À 15 ans, cependant, sa vie a changé lorsqu’il a été choisi pour participer à « Degrassi : The Next Generation », un téléfilm canadien pour adolescents auquel il a participé pendant six ans. (Il y retournera pour obtenir son diplôme d’études secondaires.)
Drake a également déclaré au magazine qu’il est « fier d’être juif ». Il poste occasionnellement des photos Instagram de rassemblements de Pessah et de Hanoukka, et a déclaré à Rolling Stone que « je célèbre les fêtes avec ma famille. »
Pour autant, sa judéité n’est pas largement connue de ses nombreux fans, comme Leila Pifko.
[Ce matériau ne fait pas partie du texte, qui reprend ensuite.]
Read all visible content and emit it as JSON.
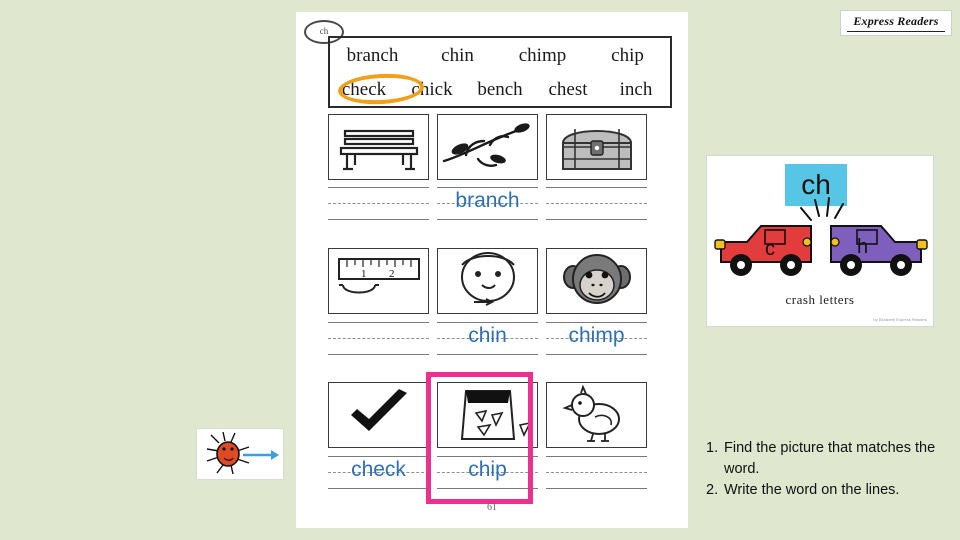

« Ils sont probablement – hmm, je ne suis pas sûre », a songé Pifko, en terminale à la Jewish Community High School of the Bay. « Honnêtement, je ne suis pas sûre. J’ai l’impression qu’ils pourraient ? Certaines personnes pourraient le savoir. »
Alors que les réflexions publiques sur son ethnicité ne sont pas rares sur les forums internet, peu de fans demandent apparemment à Google s’il est juif – il n’apparaît même pas dans le top 10 des résultats de recherche pour la requête « Is Drake … » ?
Certains de ses fans, cependant, sont définitivement dans le coup.
« Les hommes juifs en particulier savent vraiment que Drake est juif – et adorent ça », a déclaré Alex Fraknoi, un rappeur juif basé à San Francisco.
Ce n’est pas que sa judéité soit un secret. Drake a joué de son judaïsme dans un sketch de 2014 sur « Saturday Night Live », faisant une reconstitution satirique de sa bar mitzvah dans une perruque et une kippa, en rappant « Je suis noir et juif / c’est une mitzvah » sur une clarinette klezmer.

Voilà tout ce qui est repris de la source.